In a study on U.S. firms, funded by the Investor Responsibility Research Center Institute and conducted by Institutional Shareholder Services Inc., researchers found that controlled companies are on the rise. In 2002, the S&P 1500 Composite had 87 controlled firms; by 2012 this number was up 31% to 114. Within these firms, 79 contained multi-class capital structures with unequal voting rights, while 35 were controlled through a single class of voting stock.  Examples of this trend are found in Google’s (U.S. $367 billion, market capitalization) multi-class share split to concentrate voting control in the hands of two shareholders, as is the control position of a single shareholder over Facebook ($246 billion). 

Concentrated shareholdings are also found in Berkshire Hathaway ($345 billion), Wal-Mart ($232 billion), Amazon ($201 billion) and Oracle ($178 billion).

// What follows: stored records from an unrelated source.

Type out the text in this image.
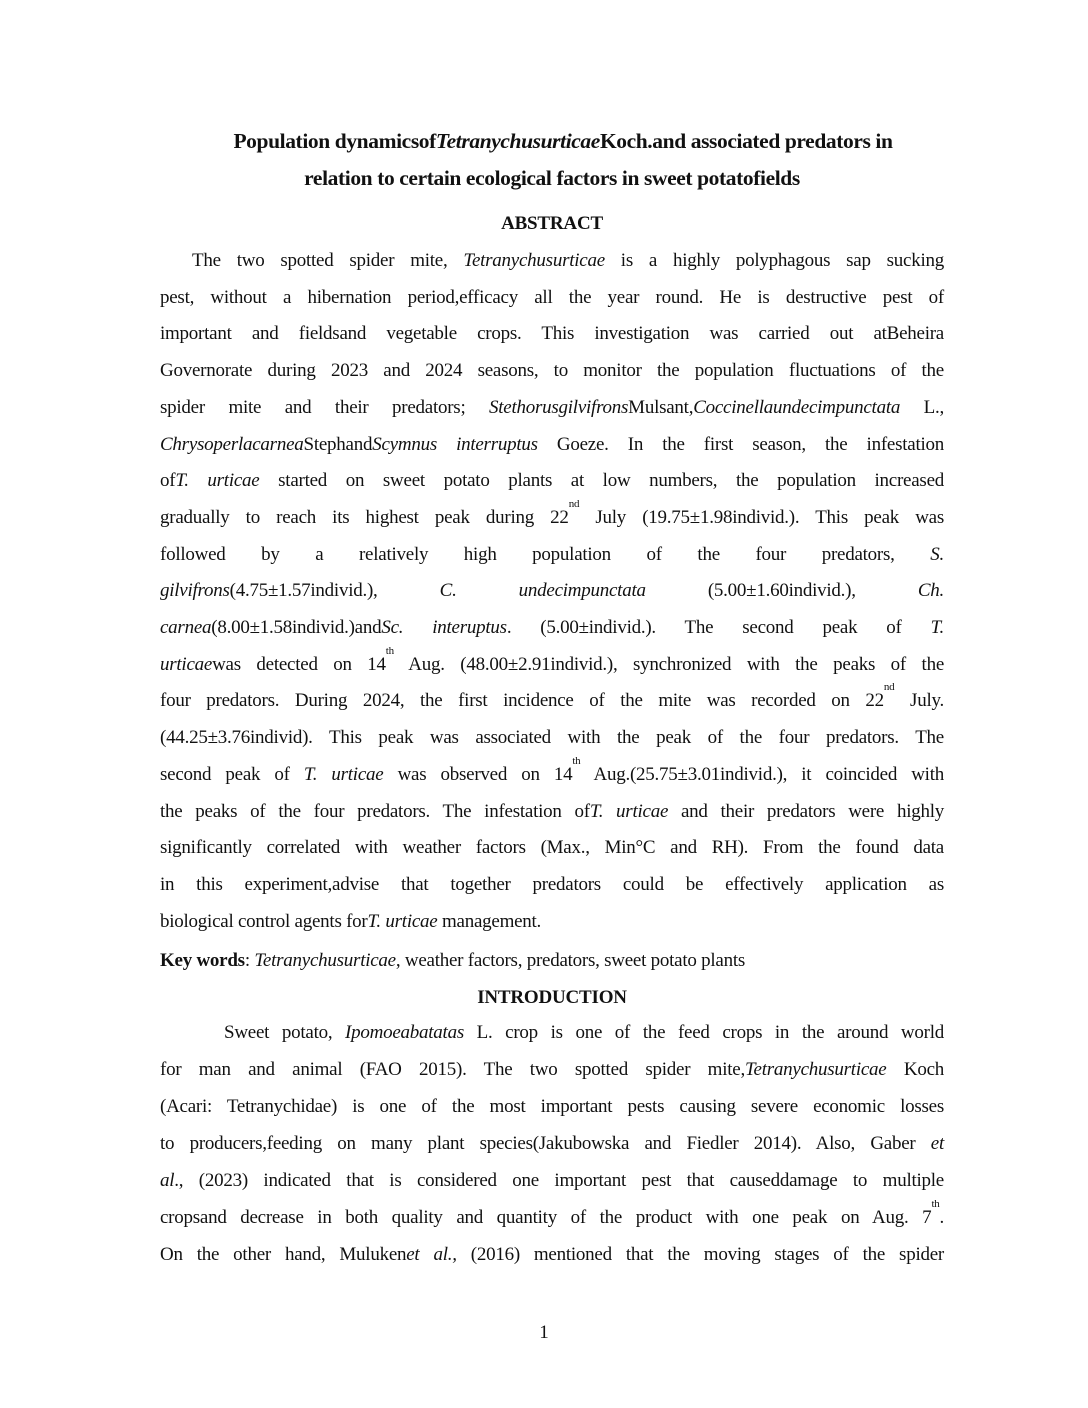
Population dynamicsofTetranychusurticaeKoch.and associated predators in
relation to certain ecological factors in sweet potatofields
ABSTRACT
The two spotted spider mite, Tetranychusurticae is a highly polyphagous sap sucking
pest, without a hibernation period,efficacy all the year round. He is destructive pest of
important and fieldsand vegetable crops. This investigation was carried out atBeheira
Governorate during 2023 and 2024 seasons, to monitor the population fluctuations of the
spider mite and their predators; StethorusgilvifronsMulsant,Coccinellaundecimpunctata L.,
ChrysoperlacarneaStephandScymnus interruptus Goeze. In the first season, the infestation
ofT. urticae started on sweet potato plants at low numbers, the population increased
gradually to reach its highest peak during 22nd July (19.75±1.98individ.). This peak was
followed by a relatively high population of the four predators, S.
gilvifrons(4.75±1.57individ.), C. undecimpunctata (5.00±1.60individ.), Ch.
carnea(8.00±1.58individ.)andSc. interuptus. (5.00±individ.). The second peak of T.
urticaewas detected on 14th Aug. (48.00±2.91individ.), synchronized with the peaks of the
four predators. During 2024, the first incidence of the mite was recorded on 22nd July.
(44.25±3.76individ). This peak was associated with the peak of the four predators. The
second peak of T. urticae was observed on 14th Aug.(25.75±3.01individ.), it coincided with
the peaks of the four predators. The infestation ofT. urticae and their predators were highly
significantly correlated with weather factors (Max., Min°C and RH). From the found data
in this experiment,advise that together predators could be effectively application as
biological control agents forT. urticae management.
Key words: Tetranychusurticae, weather factors, predators, sweet potato plants
INTRODUCTION
Sweet potato, Ipomoeabatatas L. crop is one of the feed crops in the around world
for man and animal (FAO 2015). The two spotted spider mite,Tetranychusurticae Koch
(Acari: Tetranychidae) is one of the most important pests causing severe economic losses
to producers,feeding on many plant species(Jakubowska and Fiedler 2014). Also, Gaber et
al., (2023) indicated that is considered one important pest that causeddamage to multiple
cropsand decrease in both quality and quantity of the product with one peak on Aug. 7th.
On the other hand, Mulukenet al., (2016) mentioned that the moving stages of the spider
1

The aggregate market capitalization of these six firms is $1.57 trillion. Restated, a small group of individuals dictates corporate policy over firms holding a combined market capitalization of approximately one-twelfth the value of all S&P 500 companies ($19.76 trillion).  This is reminiscent of Canada’s experience with concentrated shareholders holding significant influence or control over the country’s largest public corporations. 

Research out of Stanford University and Columbia Law School goes further. In a paper by Ronald J. Gilson and Jeffrey N. Gordon, "Agency Capitalism: Further Implications of Equity Intermediation", the authors contend that “the U.S. Supreme Court will come to realize what the Chancery Court has recognized for some time – that the doctrine of substantive coercion as a basis for takeover defense must give way as Delaware corporate law adapts to the very different shareholder distribution the capital market has now given us”. The implication is that share ownership patterns in the U.S. equity markets reveal a gradual consolidation between ownership and control – restated, the landscape of U.S. capital markets is shifting.  

Academic attention from prominent U.S. and UK scholars is intensifying on these issues. In “The Long-Term Effects of Hedge Fund Activism”, Bebchuk (Harvard), Brav (Duke) and Jiang (Columbia) uncover empirical evidence that shareholder interventions are followed by improvements in five-year operating performance. Edmans (Wharton), in “Blockholders and Corporate Governance”, reviews theoretical and empirical literature on the impact of large shareholders on governance and firm value. In “Corporate Governance According to Charles T. Munger”, Larcker and Tayan (Stanford) explore the connection between economic efficiency and business ethics. A noteworthy body of research from scholars at Harvard, Yale, Oxford, and Cambridge delves further (see e.g. Armour & Cheffins; Armour, Hansmann & Kraakman; Enriques, Hansmann & Kraakman; Cheffins; Bebchuk). Together, these studies suggest that shareholder power leveraged within a suitable ethical framework enhances economic efficiency, thereby benefiting the various constituents that depend on a corporation’s sustainable operating performance. 

In the U.S., the era of the Berle-Means corporation is in decline. The magnitude of this shift is underappreciated, yet seismic in its implications on corporate governance theory and securities regulation. Increasingly, shareholders wield the power to determine or significantly influence corporate policy in U.S. firms. In focusing upon this evolution in ownership structure – specifically, narrowing within the separation between ownership and control – a distinct economic theory for the enhanced efficiency of public corporations is emerging. 

We encourage the CSA to consider the unique characteristics of Canada’s capital markets, particularly with regard to concentrated share ownership patterns and the inherent efficiencies that are implicitly shifting the U.S. landscape towards greater levels of shareholder influence over corporate policy.